Star schema considered harmful. They were born for ROLAP using row-based DBMS. In today’s MPP columnar systems using One Big Table (OTB) is the better approach. You may think this is madness, and I would have agreed with you—until I tried it.
Compared to the use of multiple star schemas, a single-table
columnar approach provides improved ease of use, lower maintenance cost, and
better query performance. Read on to
find out why.
Some technical knowledge is needed to understand the driving
trade-offs between normalized, star (columnar or not), and denormalized
columnar structures, and why the history of OLAP architecture varied the
span-of-join from many, to one, and now, to none.
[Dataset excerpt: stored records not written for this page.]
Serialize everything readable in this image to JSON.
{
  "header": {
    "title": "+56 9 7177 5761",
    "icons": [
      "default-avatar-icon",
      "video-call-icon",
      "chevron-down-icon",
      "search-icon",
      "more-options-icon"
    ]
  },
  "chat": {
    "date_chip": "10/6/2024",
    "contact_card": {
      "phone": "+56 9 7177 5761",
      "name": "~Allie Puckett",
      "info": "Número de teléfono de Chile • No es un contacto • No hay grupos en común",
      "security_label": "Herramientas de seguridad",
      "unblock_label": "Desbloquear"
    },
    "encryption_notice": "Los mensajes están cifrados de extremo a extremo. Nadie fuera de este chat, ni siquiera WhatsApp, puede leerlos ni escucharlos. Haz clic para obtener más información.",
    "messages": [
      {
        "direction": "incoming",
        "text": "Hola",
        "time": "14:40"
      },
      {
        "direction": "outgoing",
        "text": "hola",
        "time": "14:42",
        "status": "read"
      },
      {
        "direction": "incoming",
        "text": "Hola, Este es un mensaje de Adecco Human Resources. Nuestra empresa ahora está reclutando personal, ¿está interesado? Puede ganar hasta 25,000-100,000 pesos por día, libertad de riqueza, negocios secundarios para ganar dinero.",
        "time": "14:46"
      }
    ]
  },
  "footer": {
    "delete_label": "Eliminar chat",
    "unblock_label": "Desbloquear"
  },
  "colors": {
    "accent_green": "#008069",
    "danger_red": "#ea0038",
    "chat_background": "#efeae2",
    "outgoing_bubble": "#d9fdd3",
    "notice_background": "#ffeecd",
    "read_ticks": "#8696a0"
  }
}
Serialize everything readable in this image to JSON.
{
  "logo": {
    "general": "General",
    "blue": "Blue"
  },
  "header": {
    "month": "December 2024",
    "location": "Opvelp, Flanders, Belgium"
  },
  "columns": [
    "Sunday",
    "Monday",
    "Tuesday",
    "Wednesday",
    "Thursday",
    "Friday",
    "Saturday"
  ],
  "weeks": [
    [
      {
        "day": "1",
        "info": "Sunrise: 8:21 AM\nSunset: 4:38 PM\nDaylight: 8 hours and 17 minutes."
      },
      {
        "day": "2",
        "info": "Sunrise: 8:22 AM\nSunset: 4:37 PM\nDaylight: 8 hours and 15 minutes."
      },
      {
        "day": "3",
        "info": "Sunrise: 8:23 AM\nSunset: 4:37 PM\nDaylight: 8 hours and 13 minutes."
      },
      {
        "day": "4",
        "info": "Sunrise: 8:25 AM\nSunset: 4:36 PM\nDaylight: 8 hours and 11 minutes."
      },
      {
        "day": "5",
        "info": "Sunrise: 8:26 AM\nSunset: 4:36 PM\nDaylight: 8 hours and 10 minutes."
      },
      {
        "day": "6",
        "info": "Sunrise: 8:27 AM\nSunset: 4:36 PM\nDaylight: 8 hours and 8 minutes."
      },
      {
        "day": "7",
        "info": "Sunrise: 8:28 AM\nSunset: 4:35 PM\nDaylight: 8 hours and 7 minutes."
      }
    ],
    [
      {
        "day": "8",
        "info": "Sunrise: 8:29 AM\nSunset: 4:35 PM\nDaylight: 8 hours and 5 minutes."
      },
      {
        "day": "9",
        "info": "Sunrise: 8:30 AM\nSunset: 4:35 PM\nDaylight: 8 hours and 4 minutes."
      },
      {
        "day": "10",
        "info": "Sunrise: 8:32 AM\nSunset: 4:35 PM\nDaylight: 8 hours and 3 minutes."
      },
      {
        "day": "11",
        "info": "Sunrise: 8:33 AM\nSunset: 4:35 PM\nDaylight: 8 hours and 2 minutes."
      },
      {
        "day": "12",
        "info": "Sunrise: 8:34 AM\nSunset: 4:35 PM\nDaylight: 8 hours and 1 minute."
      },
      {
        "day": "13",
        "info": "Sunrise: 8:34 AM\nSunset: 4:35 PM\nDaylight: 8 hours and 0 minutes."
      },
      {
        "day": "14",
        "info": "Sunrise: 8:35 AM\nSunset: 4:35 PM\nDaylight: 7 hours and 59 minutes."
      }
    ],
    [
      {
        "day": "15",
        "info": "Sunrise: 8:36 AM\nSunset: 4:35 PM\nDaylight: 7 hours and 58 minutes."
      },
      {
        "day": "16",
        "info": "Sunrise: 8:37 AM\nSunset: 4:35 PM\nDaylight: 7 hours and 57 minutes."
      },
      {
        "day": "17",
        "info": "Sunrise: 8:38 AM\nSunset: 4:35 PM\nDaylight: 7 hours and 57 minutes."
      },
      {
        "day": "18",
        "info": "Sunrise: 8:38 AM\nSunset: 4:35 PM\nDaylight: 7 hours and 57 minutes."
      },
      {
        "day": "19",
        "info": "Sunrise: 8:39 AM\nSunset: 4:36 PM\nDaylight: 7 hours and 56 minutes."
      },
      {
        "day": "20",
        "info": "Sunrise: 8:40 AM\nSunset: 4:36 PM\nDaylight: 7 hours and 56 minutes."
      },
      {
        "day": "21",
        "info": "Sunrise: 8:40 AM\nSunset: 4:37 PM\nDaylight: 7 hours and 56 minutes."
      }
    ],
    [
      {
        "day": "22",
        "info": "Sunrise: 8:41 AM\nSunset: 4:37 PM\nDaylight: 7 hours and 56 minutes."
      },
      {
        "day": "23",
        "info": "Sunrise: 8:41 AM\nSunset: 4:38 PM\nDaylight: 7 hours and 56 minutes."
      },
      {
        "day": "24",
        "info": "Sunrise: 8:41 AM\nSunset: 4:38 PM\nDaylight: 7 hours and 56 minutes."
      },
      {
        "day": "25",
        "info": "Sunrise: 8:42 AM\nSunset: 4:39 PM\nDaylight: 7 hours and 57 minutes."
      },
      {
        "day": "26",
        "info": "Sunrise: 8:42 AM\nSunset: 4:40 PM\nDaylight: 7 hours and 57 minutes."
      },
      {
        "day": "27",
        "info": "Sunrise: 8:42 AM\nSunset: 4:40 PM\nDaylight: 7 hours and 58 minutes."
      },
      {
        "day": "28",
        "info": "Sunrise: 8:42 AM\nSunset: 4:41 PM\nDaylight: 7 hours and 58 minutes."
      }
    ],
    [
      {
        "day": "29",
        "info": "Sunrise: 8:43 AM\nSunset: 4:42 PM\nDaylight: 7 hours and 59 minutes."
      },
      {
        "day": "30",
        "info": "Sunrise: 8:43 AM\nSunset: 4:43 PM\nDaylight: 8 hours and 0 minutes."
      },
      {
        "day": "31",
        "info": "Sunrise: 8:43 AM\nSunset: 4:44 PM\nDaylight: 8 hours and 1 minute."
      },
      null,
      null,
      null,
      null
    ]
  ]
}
Performance Target: Tuned for FTS
The goal of schema design for performance tuning is to
establish physical structures that provide acceptable response time when it is
most needed. In the case of business intelligence that would be when ad hoc
reports are being iteratively crafted for weighing business strategy. This performance is achieved by building performant
physical structures prior to user access to provide the best performance when
the user later demands the data, in essence to shift the time cost from “read”
time to “write” time to the extent possible for write-once read-many (WORM)
applications.
The slowest component in a computer is its only moving part,
the disk drive. The goal of performance
tuning is to maximize Ram over disk, and if the amount of data exceeds Ram (which
is usually the case for data warehouses) the goal is to is to minimize disk Physical
Input/Output (PIO) time. The insight here
is to build structures based on the performance characteristics of random vs.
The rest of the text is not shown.